E-5.449/2020


PUBLICIDADE – REDES SOCIAIS – USO DE FOTOGRAFIA DO PROFISSIONAL– INEXISTÊNCIA DE INFRAÇÃO ÉTICA SE OBEDECIDOS OS LIMITES ÉTICOS DEFINIDOS NOS ARTIGOS NO CÓDIGO DE ÉTICA E DISCIPLINA E NO PROVIMENT0 94/2000.

É  permitido, em tese, o uso da imagem do advogado em postagens para fins informativos, desde que respeitadas os limites impostos pelas normas  citadas, ou seja, que  as imagens e logos sejam compatíveis com a sobriedade da advocacia e que a publicidade em si seja informativa, discreta e  moderada, e, ainda,  que não represente qualquer forma de captação indevida de clientela e mercantilização da profissão. Proc. E-5.449/2020 - v.u., em 11/11/2020, do parecer e ementa da Rel. Dra. SIMONE APARECIDA GASTALDELLO, Rev. Dr. DÉCIO MILNITZKY - Presidente Dr. GUILHERME MARTINS MALUFE.

CONSULTA E RELATÓRIO  

Advogada inscrita na OAB/SP formulou consulta acerca da possibilidade ética de constar sua fotografia, com traje forense, em posts informativos nas redes sociais (Facebook e Instagram), à vista do que dispõe o art. 4º do Provimento 94/2000, alínea “k”:

Art. 4°. Não são permitidos ao advogado em qualquer publicidade relativa à advocacia:

(...)

k. emprego de fotografias e ilustrações, marcas ou símbolos incompatíveis com a sobriedade da advocacia”

(...)

PARECER E VOTO

Conheço da consulta para o esclarecimento da questão em tese, considerando que o assunto é recorrente e está relacionado à publicidade do advogado em redes sociais, muito utilizada na atualidade.

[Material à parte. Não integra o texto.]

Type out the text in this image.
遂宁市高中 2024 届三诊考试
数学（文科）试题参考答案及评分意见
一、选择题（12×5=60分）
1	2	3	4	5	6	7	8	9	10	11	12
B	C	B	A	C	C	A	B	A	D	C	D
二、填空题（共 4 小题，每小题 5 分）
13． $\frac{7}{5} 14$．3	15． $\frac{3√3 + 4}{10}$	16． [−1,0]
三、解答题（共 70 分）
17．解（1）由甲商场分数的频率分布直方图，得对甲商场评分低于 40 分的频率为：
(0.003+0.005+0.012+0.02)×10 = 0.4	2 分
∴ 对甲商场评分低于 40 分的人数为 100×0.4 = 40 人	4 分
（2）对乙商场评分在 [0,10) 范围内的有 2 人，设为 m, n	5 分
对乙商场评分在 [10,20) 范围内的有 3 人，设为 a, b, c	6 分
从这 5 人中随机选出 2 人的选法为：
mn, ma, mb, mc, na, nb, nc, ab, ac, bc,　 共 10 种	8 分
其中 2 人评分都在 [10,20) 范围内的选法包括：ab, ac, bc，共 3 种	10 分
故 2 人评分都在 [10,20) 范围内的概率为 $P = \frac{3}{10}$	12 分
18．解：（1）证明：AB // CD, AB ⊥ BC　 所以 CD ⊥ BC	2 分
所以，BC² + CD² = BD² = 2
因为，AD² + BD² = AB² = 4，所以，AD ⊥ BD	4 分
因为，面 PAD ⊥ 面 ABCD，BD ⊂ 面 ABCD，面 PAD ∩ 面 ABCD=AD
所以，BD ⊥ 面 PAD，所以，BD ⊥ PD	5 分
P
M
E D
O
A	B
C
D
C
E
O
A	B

O Código de Ética e Disciplina e o Provimento 92/2.000 exigem que a publicidade na Advocacia possua caráter informativo, que seja efetuada com discrição e moderação e que não represente qualquer forma de captação indevida de clientela e mercantilização da profissão (artigos 5º, 7º, 39 a 46 do CED e artigos 1º, 4º e 8º do Provimento 94/2000).

A eticidade da publicidade do advogado e das sociedades de advogados, nos sites e mídias sociais, foi magistralmente esclarecida pelo Relator Fabio Teixeira Ozi, com a revisão da Relatora Renata Mangueira de Sousa, no recente Parecer de nº E-5.430/2020, cuja leitura é recomendada pela sua abrangência e pertinência no tema.

Nesse parecer o Relator reforça que a publicidade em sites e mídias sociais é permitida desde que equacionada nos limites acima destacados, e que, no que compete especificamente à consulta ora formulada, o que é vedado pela alínea “k” do art. 4º do Provimento 94/2000 é a publicidade relativa à advocacia, com o emprego de fotografias e ilustrações, marcas ou símbolos, incompatíveis com a sobriedade da advocacia.

Nesse raciocínio, é permitido, em tese, o uso de imagens e logos em postagens para fins informativos, desde que respeitadas os limites impostos pelas normas citadas, ou seja, que as imagens e logos sejam compatíveis com a sobriedade da advocacia e que a publicidade em si seja informativa, discreta e moderada, e, ainda, que não represente qualquer forma de captação indevida de clientela e mercantilização da profissão.

Este é o parecer que submeto aos meus pares.